BHP Billiton to buy Petrohawk for £7.4bn
Top global miner BHP Billiton will buy US gas producer Petrohawk Energy Corp for $12.1 billion (£7.4bn), ramping up its bets on the booming but environmentally controversial shale gas industry.
The agreed all-cash deal is pitched at a 65 per cent premium to Petrohawk last-traded share price, and follows BHP’s $4.75bn purchase of Chesapeake Energy’s interest in an Arkansas shale gas field in February.
Peter Chilton, portfolio manager at Constellation Capital Management, said he believed BHP felt secure about the premium being paid and was positioning itself for a US economic rebound.
“Their view on their first shale buy was they were buying at bottom-of-the-cycle prices. I guess they see value here,” he said. “With oil prices where they are, it’s pretty hard to find opportunities that are not fully priced.”
BHP, known as “The Big Australian” has run into repeated regulatory hurdles with deals in its mining operations and its $39 billion bid for Canada’s Potash Corp was stymied by regulators last year.
CEO Marius Kloppers said the company was “very highly” likely to be involved in further consolidation in the petroleum industry.
CASH GOES TO WORK
BHP will use its abundant cash reserves to fund the deal, which comes at time when companies are looking to snap up raw materials to fuel strong demand from emerging markets.
This week alone, $24.9bn worth of Asia resource-related deals have been announced, according to Thomson Reuters data.
BHP said that once the Petrohawk deal was completed, it embark on aggressive spending of more than $40bn over the next decade to develop Petrohawk’s three major fields, all in the “sweet spot” for shale gas in the southern United States.
“This transaction will have extremely strong returns and development potential for a very, very long time,” BHP’s petroleum chief, J. Michael Yeager, told a briefing, adding it could more than double the division’s existing resource base.
The acquisition gives BHP a risked resource base of 35 trillion cubic feet equivalent, the firm said, adding there was a break fee in the deal of $395 million.
Petrohawk shares last closed at $23.49 compared with the $38.75 offer price. BHP shares fell 2 percent to A$42.76, lagging the broader market, with some analysts now questioning its ability to continue fund more multi-billion-dollar share buybacks.
BHP Chief Executive Marius Kloppers would not be drawn on this issue. “I don’t want to rule in or rule out additional buy-backs…,” he told the briefing.
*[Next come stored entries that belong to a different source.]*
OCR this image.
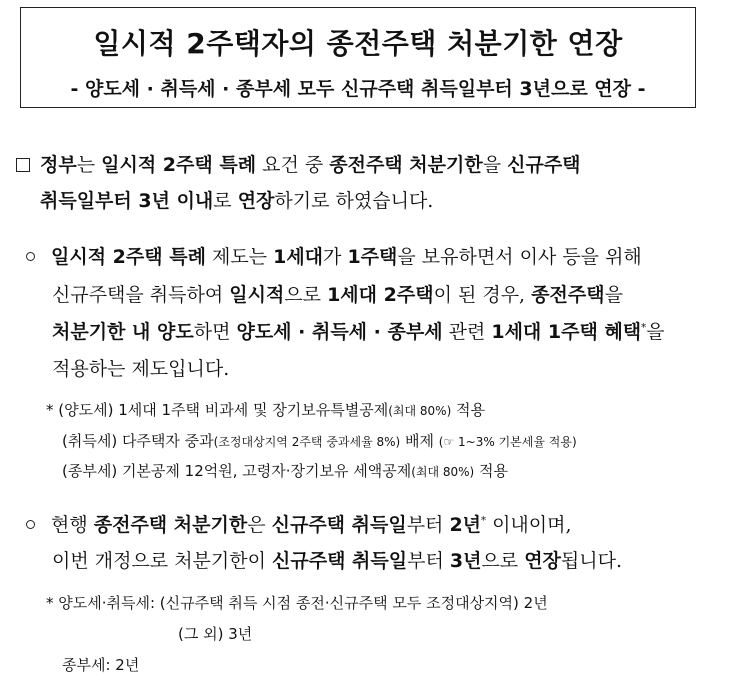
일시적 2주택자의 종전주택 처분기한 연장
- 양도세 · 취득세 · 종부세 모두 신규주택 취득일부터 3년으로 연장 -
정부는 일시적 2주택 특례 요건 중 종전주택 처분기한을 신규주택
취득일부터 3년 이내로 연장하기로 하였습니다.
일시적 2주택 특례 제도는 1세대가 1주택을 보유하면서 이사 등을 위해
신규주택을 취득하여 일시적으로 1세대 2주택이 된 경우, 종전주택을
처분기한 내 양도하면 양도세 · 취득세 · 종부세 관련 1세대 1주택 혜택*을
적용하는 제도입니다.
* (양도세) 1세대 1주택 비과세 및 장기보유특별공제(최대 80%) 적용
(취득세) 다주택자 중과(조정대상지역 2주택 중과세율 8%) 배제 (☞ 1~3% 기본세율 적용)
(종부세) 기본공제 12억원, 고령자·장기보유 세액공제(최대 80%) 적용
현행 종전주택 처분기한은 신규주택 취득일부터 2년* 이내이며,
이번 개정으로 처분기한이 신규주택 취득일부터 3년으로 연장됩니다.
* 양도세·취득세: (신규주택 취득 시점 종전·신규주택 모두 조정대상지역) 2년
(그 외) 3년
종부세: 2년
But Perpetual fund manager James Bruce said the Petrohawk deal should not halt more capital returns. “This is a company with significant cash flows and there are options for the board to increase the dividend and/or announce another buyback.”
HUGE POTENTIAL VS ENVIRONMENTAL CONCERNS
Petrohawk’s assets cover about 1 million net acres in Texas and Louisiana, with estimated 2011 net production of around 950 million cubic feet equivalent per day, or 158,000 barrels of oil equivalent per day.
BHP is targeting shale gas as it emerges as a major source of cleaner-burning fuel in a world increasingly looking for alternatives to coal-fired energy. Gas produces about half the emissions of coal when burnt to make electricity, BHP said.
“If the whole continent of Australia used electricity sourced from natural gas…this thing we purchased would supply that need for 18 years,” said BHP’s Yeager, illustrating the resource base to a briefing of mostly Australian analysts.
The International Energy Agency has said around 40 percent of the increase in global gas production between now and 2035 will come from unconventional gas exploration, such as fracking shale gas or coalbed methane gas, also known as coal seam gas.
BHP estimated shale gas would account for half of total the U.S. gas market by 2030 and also noted shale gas can provide returns in months, compared with the five years or more of development required to bring offshore oil and gas on stream.
But shale gas is also beset by environmental concerns.
Since March 2010, the U.S. Environmental Protection Agency and other federal agencies have been reviewing the environmental and health impact of shale gas drilling, which could mean new regulations on the sector.
In April, a blowout of a natural gas well in Pennsylvania spewed thousands of gallons of drilling fluid that contaminated local waterways and intensified debate over a shale drilling method called hydraulic fracturing or “fracking.”
In targeting shale gas, BHP is biting off smaller deals than the blockbuster takeovers it has tried and failed to secure over the past three years, including the Potash Corp bid.
Early in his tenure as BHP CEO Kloppers also launched an audacious but ultimately mistimed play for rival Rio Tinto just before the global credit crisis in 2008. He later attempted a $116 billion merger of BHP and rival Rio Tinto’s iron ore businesses, but that too failed.
In the latest deal, BHP is advised by Barclays Capital and Scotia Waterous, and Petrohawk is advised by Goldman Sachs.